I've searched all over for an answer to this, including this forum, so sorry if I missed something,
anyway, I'd like to get a numerical code from extended characters like ß or ü and so on.
I don't use them very much myself, as I'm a native English language user! But they pop up enough that I should be able to support them if they arise.
I have found some information on long chars but I didn't manage to find a resource I could understand enough to actually use.

char c;
	int i;
	c = 'h';
	i = c;
	std::cout << i << "\n";

i is now equal to 104, the standard ascii number.
How can I consistently get the same number from one of the extended characters, and convert back again if needed?

If you hury up you can correect the code tags.


Notice no spaces and its cplusplus not c++

Are you talking about converting UNICODE wchar_t* to char*? Here is a thread that shows one way to do it.
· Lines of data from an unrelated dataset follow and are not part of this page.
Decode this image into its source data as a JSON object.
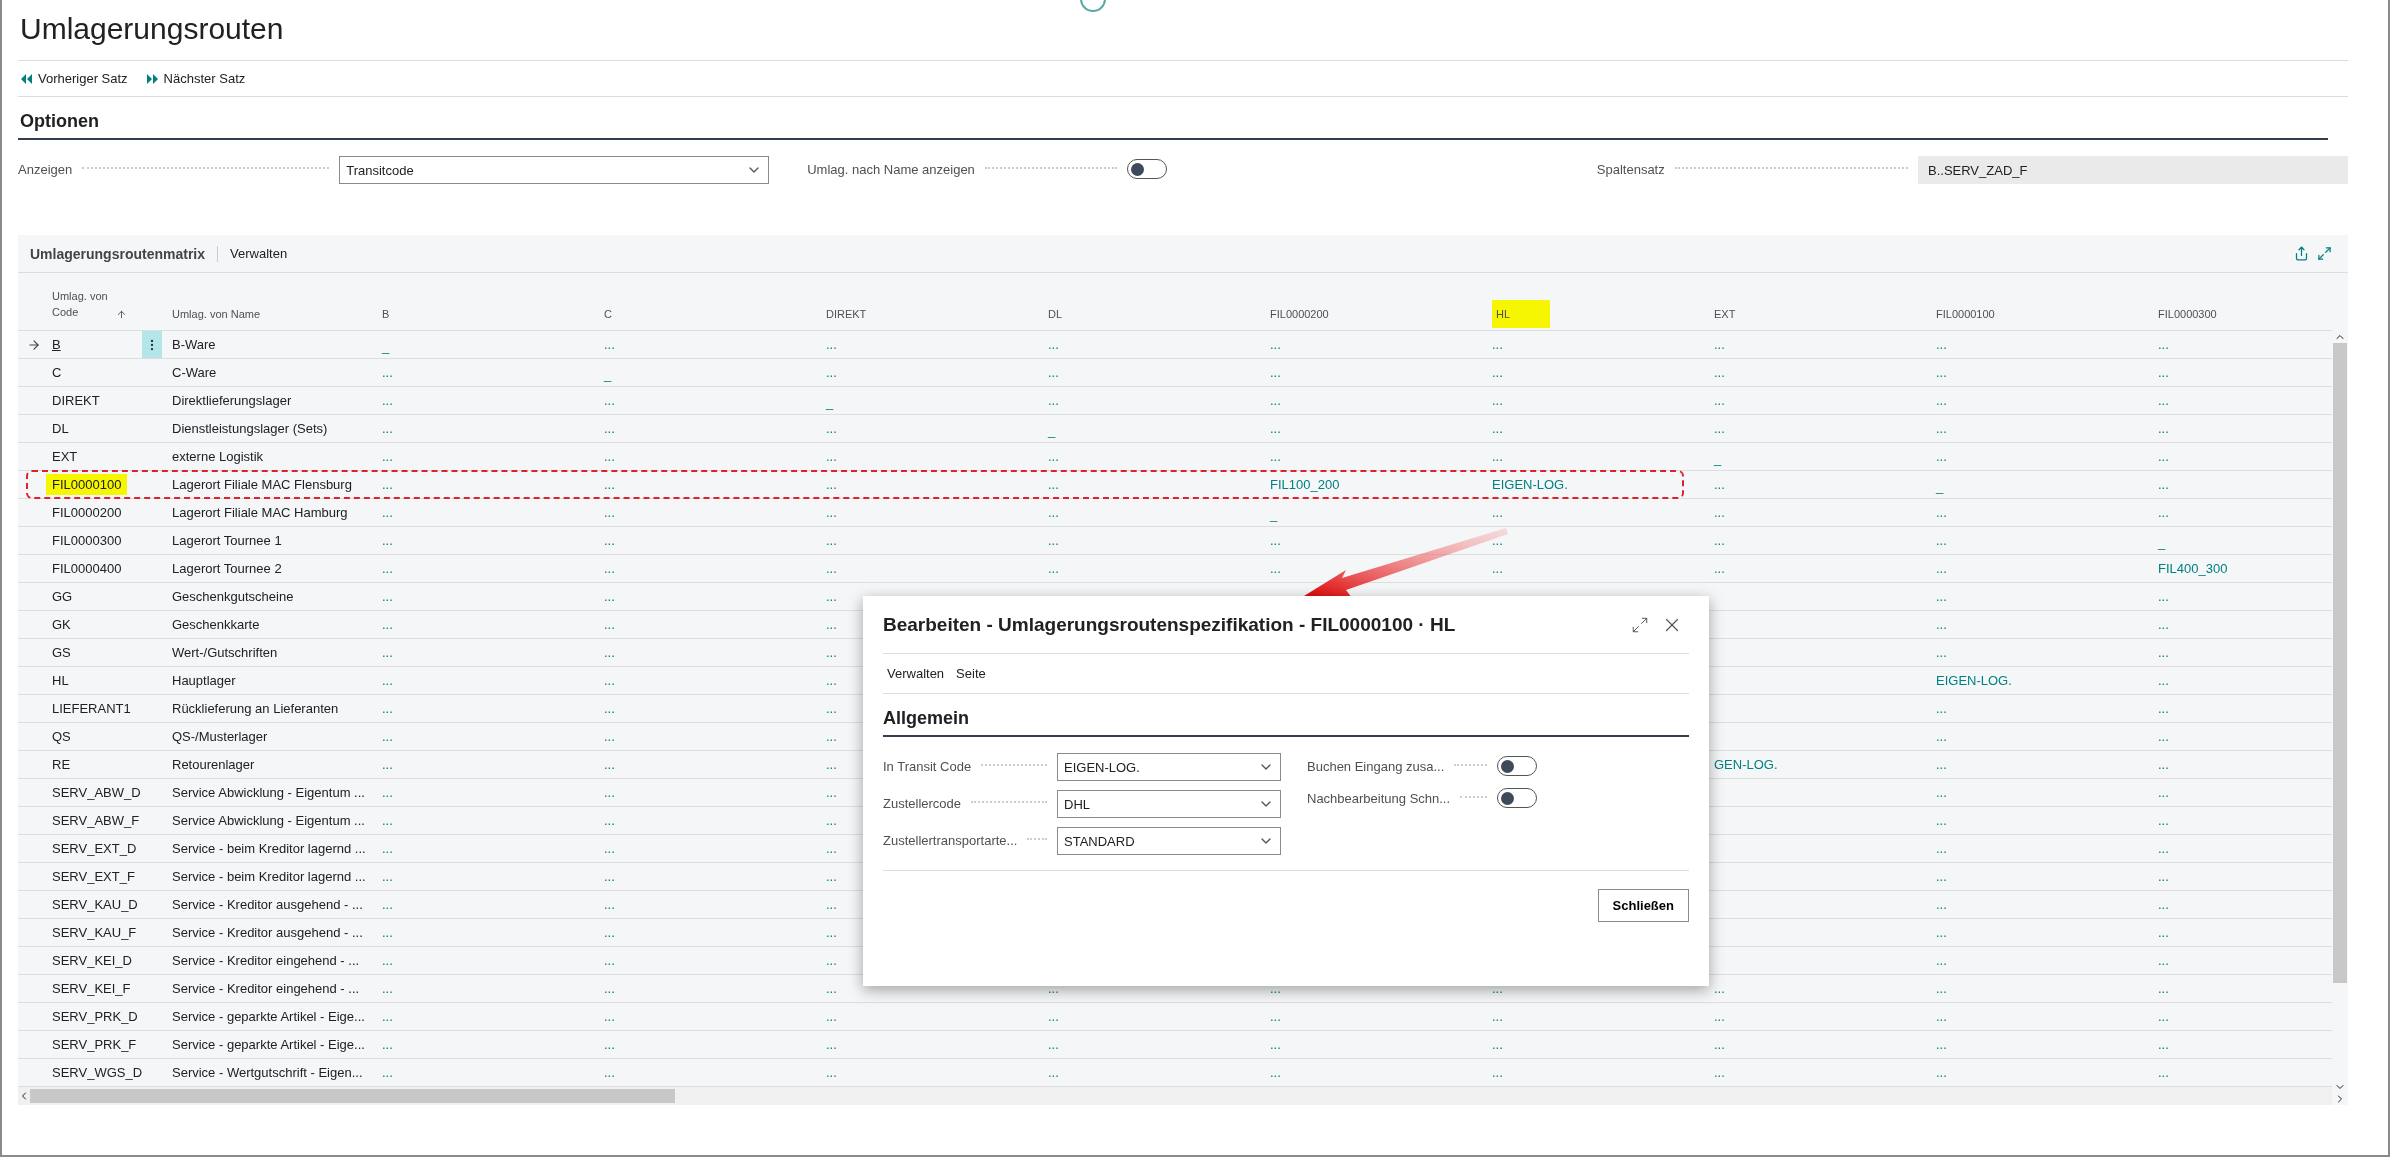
{
  "page": {
    "title": "Umlagerungsrouten"
  },
  "actions": [
    {
      "label": "Vorheriger Satz",
      "kind": "prev"
    },
    {
      "label": "Nächster Satz",
      "kind": "next"
    }
  ],
  "options": {
    "title": "Optionen",
    "fields": [
      {
        "kind": "select",
        "label": "Anzeigen",
        "value": "Transitcode"
      },
      {
        "kind": "toggle",
        "label": "Umlag. nach Name anzeigen",
        "on": false
      },
      {
        "kind": "readonly",
        "label": "Spaltensatz",
        "value": "B..SERV_ZAD_F"
      }
    ]
  },
  "matrix": {
    "title": "Umlagerungsroutenmatrix",
    "menu": [
      "Verwalten"
    ],
    "code_header": "Umlag. von Code",
    "name_header": "Umlag. von Name",
    "columns": [
      {
        "label": "B",
        "highlighted": false
      },
      {
        "label": "C",
        "highlighted": false
      },
      {
        "label": "DIREKT",
        "highlighted": false
      },
      {
        "label": "DL",
        "highlighted": false
      },
      {
        "label": "FIL0000200",
        "highlighted": false
      },
      {
        "label": "HL",
        "highlighted": true
      },
      {
        "label": "EXT",
        "highlighted": false
      },
      {
        "label": "FIL0000100",
        "highlighted": false
      },
      {
        "label": "FIL0000300",
        "highlighted": false
      }
    ],
    "rows": [
      {
        "code": "B",
        "name": "B-Ware",
        "selected": true,
        "highlighted": false,
        "annotated": false,
        "cells": [
          "_",
          "...",
          "...",
          "...",
          "...",
          "...",
          "...",
          "...",
          "..."
        ]
      },
      {
        "code": "C",
        "name": "C-Ware",
        "selected": false,
        "highlighted": false,
        "annotated": false,
        "cells": [
          "...",
          "_",
          "...",
          "...",
          "...",
          "...",
          "...",
          "...",
          "..."
        ]
      },
      {
        "code": "DIREKT",
        "name": "Direktlieferungslager",
        "selected": false,
        "highlighted": false,
        "annotated": false,
        "cells": [
          "...",
          "...",
          "_",
          "...",
          "...",
          "...",
          "...",
          "...",
          "..."
        ]
      },
      {
        "code": "DL",
        "name": "Dienstleistungslager (Sets)",
        "selected": false,
        "highlighted": false,
        "annotated": false,
        "cells": [
          "...",
          "...",
          "...",
          "_",
          "...",
          "...",
          "...",
          "...",
          "..."
        ]
      },
      {
        "code": "EXT",
        "name": "externe Logistik",
        "selected": false,
        "highlighted": false,
        "annotated": false,
        "cells": [
          "...",
          "...",
          "...",
          "...",
          "...",
          "...",
          "_",
          "...",
          "..."
        ]
      },
      {
        "code": "FIL0000100",
        "name": "Lagerort Filiale MAC Flensburg",
        "selected": false,
        "highlighted": true,
        "annotated": true,
        "cells": [
          "...",
          "...",
          "...",
          "...",
          "FIL100_200",
          "EIGEN-LOG.",
          "...",
          "_",
          "..."
        ]
      },
      {
        "code": "FIL0000200",
        "name": "Lagerort Filiale MAC Hamburg",
        "selected": false,
        "highlighted": false,
        "annotated": false,
        "cells": [
          "...",
          "...",
          "...",
          "...",
          "_",
          "...",
          "...",
          "...",
          "..."
        ]
      },
      {
        "code": "FIL0000300",
        "name": "Lagerort Tournee 1",
        "selected": false,
        "highlighted": false,
        "annotated": false,
        "cells": [
          "...",
          "...",
          "...",
          "...",
          "...",
          "...",
          "...",
          "...",
          "_"
        ]
      },
      {
        "code": "FIL0000400",
        "name": "Lagerort Tournee 2",
        "selected": false,
        "highlighted": false,
        "annotated": false,
        "cells": [
          "...",
          "...",
          "...",
          "...",
          "...",
          "...",
          "...",
          "...",
          "FIL400_300"
        ]
      },
      {
        "code": "GG",
        "name": "Geschenkgutscheine",
        "selected": false,
        "highlighted": false,
        "annotated": false,
        "cells": [
          "...",
          "...",
          "...",
          null,
          null,
          null,
          null,
          "...",
          "..."
        ]
      },
      {
        "code": "GK",
        "name": "Geschenkkarte",
        "selected": false,
        "highlighted": false,
        "annotated": false,
        "cells": [
          "...",
          "...",
          "...",
          null,
          null,
          null,
          null,
          "...",
          "..."
        ]
      },
      {
        "code": "GS",
        "name": "Wert-/Gutschriften",
        "selected": false,
        "highlighted": false,
        "annotated": false,
        "cells": [
          "...",
          "...",
          "...",
          null,
          null,
          null,
          null,
          "...",
          "..."
        ]
      },
      {
        "code": "HL",
        "name": "Hauptlager",
        "selected": false,
        "highlighted": false,
        "annotated": false,
        "cells": [
          "...",
          "...",
          "...",
          null,
          null,
          null,
          null,
          "EIGEN-LOG.",
          "..."
        ]
      },
      {
        "code": "LIEFERANT1",
        "name": "Rücklieferung an Lieferanten",
        "selected": false,
        "highlighted": false,
        "annotated": false,
        "cells": [
          "...",
          "...",
          "...",
          null,
          null,
          null,
          null,
          "...",
          "..."
        ]
      },
      {
        "code": "QS",
        "name": "QS-/Musterlager",
        "selected": false,
        "highlighted": false,
        "annotated": false,
        "cells": [
          "...",
          "...",
          "...",
          null,
          null,
          null,
          null,
          "...",
          "..."
        ]
      },
      {
        "code": "RE",
        "name": "Retourenlager",
        "selected": false,
        "highlighted": false,
        "annotated": false,
        "cells": [
          "...",
          "...",
          "...",
          null,
          null,
          null,
          "GEN-LOG.",
          "...",
          "..."
        ]
      },
      {
        "code": "SERV_ABW_D",
        "name": "Service Abwicklung - Eigentum ...",
        "selected": false,
        "highlighted": false,
        "annotated": false,
        "cells": [
          "...",
          "...",
          "...",
          null,
          null,
          null,
          null,
          "...",
          "..."
        ]
      },
      {
        "code": "SERV_ABW_F",
        "name": "Service Abwicklung - Eigentum ...",
        "selected": false,
        "highlighted": false,
        "annotated": false,
        "cells": [
          "...",
          "...",
          "...",
          null,
          null,
          null,
          null,
          "...",
          "..."
        ]
      },
      {
        "code": "SERV_EXT_D",
        "name": "Service - beim Kreditor lagernd ...",
        "selected": false,
        "highlighted": false,
        "annotated": false,
        "cells": [
          "...",
          "...",
          "...",
          null,
          null,
          null,
          null,
          "...",
          "..."
        ]
      },
      {
        "code": "SERV_EXT_F",
        "name": "Service - beim Kreditor lagernd ...",
        "selected": false,
        "highlighted": false,
        "annotated": false,
        "cells": [
          "...",
          "...",
          "...",
          null,
          null,
          null,
          null,
          "...",
          "..."
        ]
      },
      {
        "code": "SERV_KAU_D",
        "name": "Service - Kreditor ausgehend - ...",
        "selected": false,
        "highlighted": false,
        "annotated": false,
        "cells": [
          "...",
          "...",
          "...",
          null,
          null,
          null,
          null,
          "...",
          "..."
        ]
      },
      {
        "code": "SERV_KAU_F",
        "name": "Service - Kreditor ausgehend - ...",
        "selected": false,
        "highlighted": false,
        "annotated": false,
        "cells": [
          "...",
          "...",
          "...",
          null,
          null,
          null,
          null,
          "...",
          "..."
        ]
      },
      {
        "code": "SERV_KEI_D",
        "name": "Service - Kreditor eingehend - ...",
        "selected": false,
        "highlighted": false,
        "annotated": false,
        "cells": [
          "...",
          "...",
          "...",
          null,
          null,
          null,
          null,
          "...",
          "..."
        ]
      },
      {
        "code": "SERV_KEI_F",
        "name": "Service - Kreditor eingehend - ...",
        "selected": false,
        "highlighted": false,
        "annotated": false,
        "cells": [
          "...",
          "...",
          "...",
          "...",
          "...",
          "...",
          "...",
          "...",
          "..."
        ]
      },
      {
        "code": "SERV_PRK_D",
        "name": "Service - geparkte Artikel - Eige...",
        "selected": false,
        "highlighted": false,
        "annotated": false,
        "cells": [
          "...",
          "...",
          "...",
          "...",
          "...",
          "...",
          "...",
          "...",
          "..."
        ]
      },
      {
        "code": "SERV_PRK_F",
        "name": "Service - geparkte Artikel - Eige...",
        "selected": false,
        "highlighted": false,
        "annotated": false,
        "cells": [
          "...",
          "...",
          "...",
          "...",
          "...",
          "...",
          "...",
          "...",
          "..."
        ]
      },
      {
        "code": "SERV_WGS_D",
        "name": "Service - Wertgutschrift - Eigen...",
        "selected": false,
        "highlighted": false,
        "annotated": false,
        "cells": [
          "...",
          "...",
          "...",
          "...",
          "...",
          "...",
          "...",
          "...",
          "..."
        ]
      }
    ]
  },
  "dialog": {
    "title": "Bearbeiten - Umlagerungsroutenspezifikation - FIL0000100 · HL",
    "menu": [
      "Verwalten",
      "Seite"
    ],
    "section": "Allgemein",
    "left_fields": [
      {
        "label": "In Transit Code",
        "value": "EIGEN-LOG."
      },
      {
        "label": "Zustellercode",
        "value": "DHL"
      },
      {
        "label": "Zustellertransportarte...",
        "value": "STANDARD"
      }
    ],
    "right_fields": [
      {
        "label": "Buchen Eingang zusa...",
        "on": false
      },
      {
        "label": "Nachbearbeitung Schn...",
        "on": false
      }
    ],
    "button": "Schließen"
  }
}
If this is a serious project (as opposed to something for learning Unicode), I'd suggest ICU. Managing Unicode is a bitch without a good library.

Hi, thanks for your speedy answers! I'm having a look at ICU. I'll mark the thread "solved" in a day or so just in case any other good ideas turn up.

Hi again, ICU seems enormously complex, is it overkill when all I need is a number to character and back again conversion? Or is this the only way?

ICU is enormously complex because Unicode is enormously complex.

when all I need is a number to character and back again conversion?

Let's assume you want to do it manually. You'd need to support at least UTF-8, UTF-16 (including surrogates), and UTF-32. The process is different for converting each of those into a code point. Now, in all honesty that's not especially difficult. It's more difficult than calling a library function, but straightforward, in my opinion.

The hard part comes when you realize that you're probably not just converting a character to a code point, you're likely introducing general Unicode support including I/O and comparisons, which opens up a can of worms like normalization (and normalization is stupidly complex if you're thinking about doing it manually).

OK, thanks people for your insight, I appreciate it!